Errore di decollo

Wizz Air, Boeing decolla a due secondi dal disastro a Luton

Un volo Wizz Air per Atene ha rischiato un incidente aereo a causa di un errore nei dati di decollo.

Wizz Air, Boeing decolla a due secondi dal disastro a Luton

Un volo charter di Wizz Air diretto ad Atene ha sfiorato un disastro aereo durante il decollo dall’aeroporto di Luton, vicino Londra, a causa di un errore nelle procedure di impostazione dei dati di decollo. L’episodio, avvenuto lo scorso aprile, è stato ricostruito dall’Air Accidents Investigation Branch (AAIB), l’ente britannico che indaga sugli incidenti aerei, che ha pubblicato un bollettino il 9 luglio.

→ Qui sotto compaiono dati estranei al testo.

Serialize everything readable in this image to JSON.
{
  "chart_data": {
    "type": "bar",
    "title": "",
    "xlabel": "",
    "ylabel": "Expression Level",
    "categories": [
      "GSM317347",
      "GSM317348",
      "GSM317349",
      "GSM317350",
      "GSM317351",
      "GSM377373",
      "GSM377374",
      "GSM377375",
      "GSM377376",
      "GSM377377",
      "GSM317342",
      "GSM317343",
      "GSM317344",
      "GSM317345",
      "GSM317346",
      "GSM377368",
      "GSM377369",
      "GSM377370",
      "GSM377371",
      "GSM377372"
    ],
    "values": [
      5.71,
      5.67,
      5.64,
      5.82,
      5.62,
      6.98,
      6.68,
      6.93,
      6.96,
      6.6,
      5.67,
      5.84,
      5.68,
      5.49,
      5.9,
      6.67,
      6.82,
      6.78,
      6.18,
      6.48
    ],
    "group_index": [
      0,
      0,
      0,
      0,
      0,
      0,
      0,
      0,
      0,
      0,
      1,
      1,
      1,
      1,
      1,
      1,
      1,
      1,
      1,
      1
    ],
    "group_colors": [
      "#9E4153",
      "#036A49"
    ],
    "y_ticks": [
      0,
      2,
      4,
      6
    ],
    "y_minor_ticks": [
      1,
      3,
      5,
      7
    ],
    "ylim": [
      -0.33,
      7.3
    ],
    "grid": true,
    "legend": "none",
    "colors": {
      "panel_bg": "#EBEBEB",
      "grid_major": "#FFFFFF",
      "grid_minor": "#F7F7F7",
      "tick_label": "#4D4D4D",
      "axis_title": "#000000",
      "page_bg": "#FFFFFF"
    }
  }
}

A bordo del Boeing 737 Max c’erano 168 persone, tra cui 162 passeggeri, quattro assistenti di volo e due piloti. Secondo gli investigatori, il velivolo “è sfuggito al disastro per soli due secondi” a causa di un errore nell’impostazione delle V speeds, le velocità di riferimento che i piloti devono calcolare e inserire prima della partenza.

Dettagli dell’incidente

Il problema è emerso quando la torre di controllo di Luton ha suggerito all’equipaggio una partenza da un punto intermedio della pista, una procedura nota come “intersection departure”, utilizzata per ridurre i tempi di rullaggio. Tuttavia, in caso di decollo da una posizione avanzata, è fondamentale ricalcolare con precisione i parametri e adeguare la spinta dei motori allo spazio di pista disponibile. Nonostante i piloti credessero di aver aggiornato correttamente le V speeds nel Flight Management Computer, i dati non erano stati inseriti correttamente.

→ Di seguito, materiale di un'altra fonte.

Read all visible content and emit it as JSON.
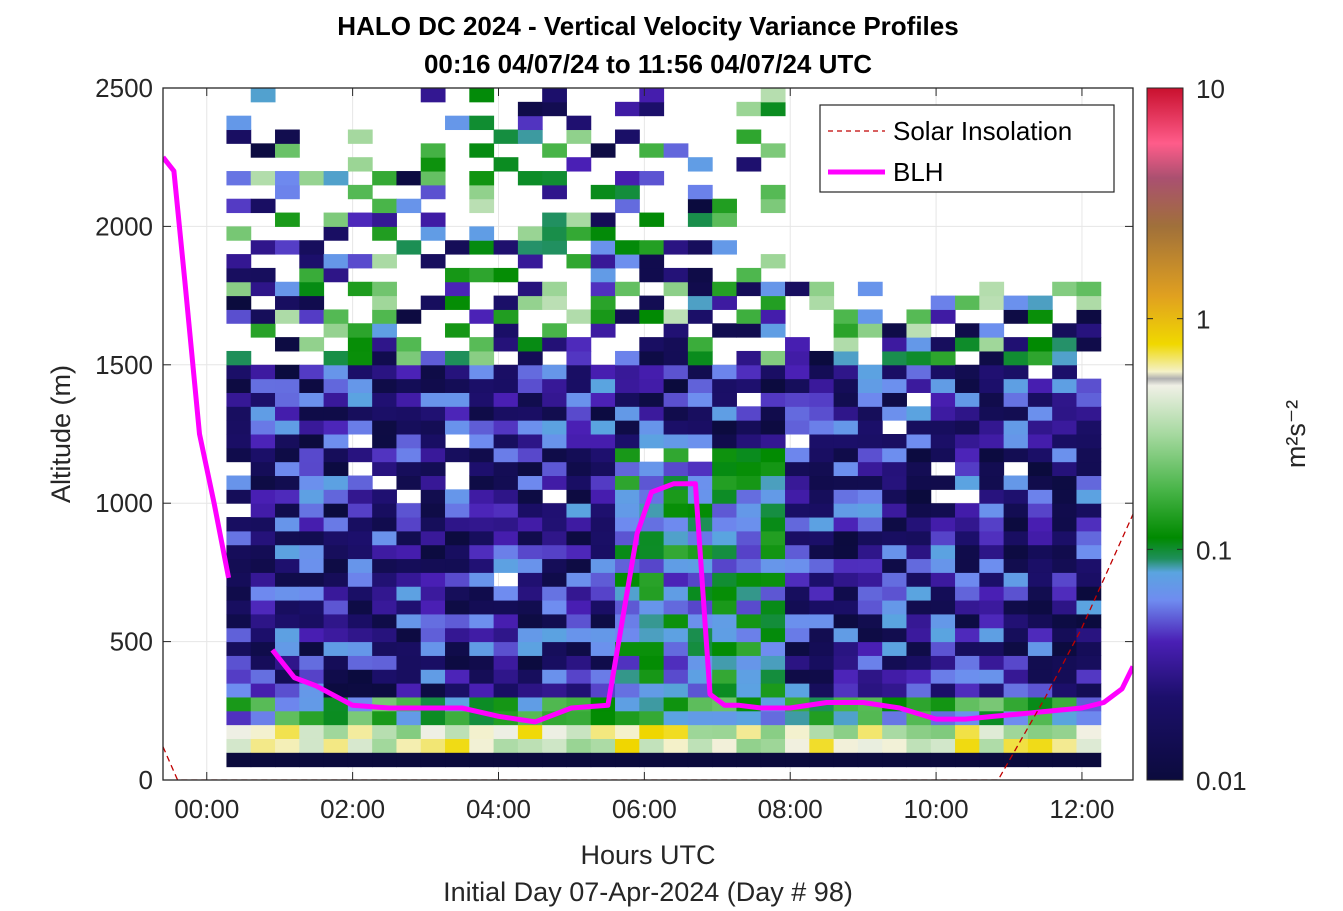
{
  "chart_data": {
    "type": "heatmap",
    "title": "HALO DC 2024 - Vertical Velocity Variance Profiles",
    "subtitle": "00:16 04/07/24 to 11:56 04/07/24  UTC",
    "xlabel": "Hours UTC",
    "xlabel2": "Initial Day 07-Apr-2024 (Day # 98)",
    "ylabel": "Altitude (m)",
    "colorbar_label": "m²s⁻²",
    "colorbar_scale": "log",
    "colorbar_range": [
      0.01,
      10
    ],
    "colorbar_ticks": [
      "0.01",
      "0.1",
      "1",
      "10"
    ],
    "x_ticks": [
      "00:00",
      "02:00",
      "04:00",
      "06:00",
      "08:00",
      "10:00",
      "12:00"
    ],
    "y_ticks": [
      "0",
      "500",
      "1000",
      "1500",
      "2000",
      "2500"
    ],
    "xlim_hours": [
      -0.6,
      12.7
    ],
    "ylim": [
      0,
      2500
    ],
    "grid": true,
    "legend_position": "top-right",
    "legend": [
      {
        "name": "Solar Insolation",
        "color": "#c00000",
        "style": "dashed"
      },
      {
        "name": "BLH",
        "color": "#ff00ff",
        "style": "solid"
      }
    ],
    "heatmap": {
      "x_start_hours": 0.27,
      "x_step_hours": 0.333,
      "x_count": 36,
      "y_start_m": 100,
      "y_step_m": 50,
      "y_count": 48,
      "value_pattern": "variance mostly near 0.01 aloft; 0.1–1 in the lowest 250 m; elevated 0.05–0.2 between 06:00 and 07:30 up to ~1200 m"
    },
    "series": [
      {
        "name": "BLH",
        "x": [
          -0.6,
          -0.45,
          -0.3,
          -0.1,
          0.1,
          0.3,
          0.6,
          0.9,
          1.2,
          1.5,
          2.0,
          2.5,
          3.0,
          3.5,
          4.0,
          4.5,
          5.0,
          5.5,
          5.9,
          6.1,
          6.4,
          6.7,
          6.9,
          7.1,
          7.3,
          7.6,
          8.0,
          8.5,
          9.0,
          9.5,
          10.0,
          10.4,
          10.8,
          11.2,
          11.6,
          12.0,
          12.3,
          12.55,
          12.7
        ],
        "y": [
          2250,
          2200,
          1800,
          1250,
          1000,
          730,
          null,
          470,
          370,
          340,
          270,
          260,
          260,
          260,
          230,
          210,
          260,
          270,
          890,
          1040,
          1070,
          1070,
          310,
          270,
          270,
          260,
          260,
          280,
          280,
          260,
          220,
          220,
          230,
          240,
          250,
          260,
          280,
          330,
          410
        ]
      },
      {
        "name": "Solar Insolation",
        "x": [
          -0.6,
          -0.4,
          0.0,
          5.0,
          10.0,
          10.85,
          11.5,
          12.0,
          12.7
        ],
        "y": [
          120,
          0,
          0,
          0,
          0,
          0,
          300,
          550,
          960
        ]
      }
    ]
  }
}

La conseguenza è stata una potenza dei motori inferiore a quella necessaria, una corsa di decollo più lunga e una salita iniziale più bassa rispetto agli standard previsti. Dall’analisi dei dati, è emerso che il Boeing si è staccato da terra con appena 162 metri di pista residua, a una velocità di circa 168 chilometri orari. L’aereo ha lasciato il suolo soltanto due secondi prima della fine della pista, raggiungendo un’altezza di circa 4 metri, contro gli 11 metri considerati il margine minimo di sicurezza per superare eventuali ostacoli.

Le conseguenze e le misure adottate

Le immagini delle telecamere di sorveglianza dell’aeroporto hanno mostrato il Boeing in una fase di salita estremamente bassa, quasi nascosto dalla linea degli hangar e degli altri velivoli parcheggiati. L’AAIB ha sottolineato la gravità della situazione, evidenziando che, in caso di una perdita di potenza durante la fase di decollo, l’aereo avrebbe potuto non riuscire né a fermarsi entro lo spazio disponibile né a superare gli ostacoli presenti oltre la pista.

Dopo l’accaduto, sono state avviate revisioni delle procedure operative per rafforzare i controlli sui decolli da piste ridotte. Wizz Air ha ribadito che la sicurezza dei passeggeri e degli equipaggi rappresenta la propria priorità e ha collaborato con il vettore incaricato di operare il volo.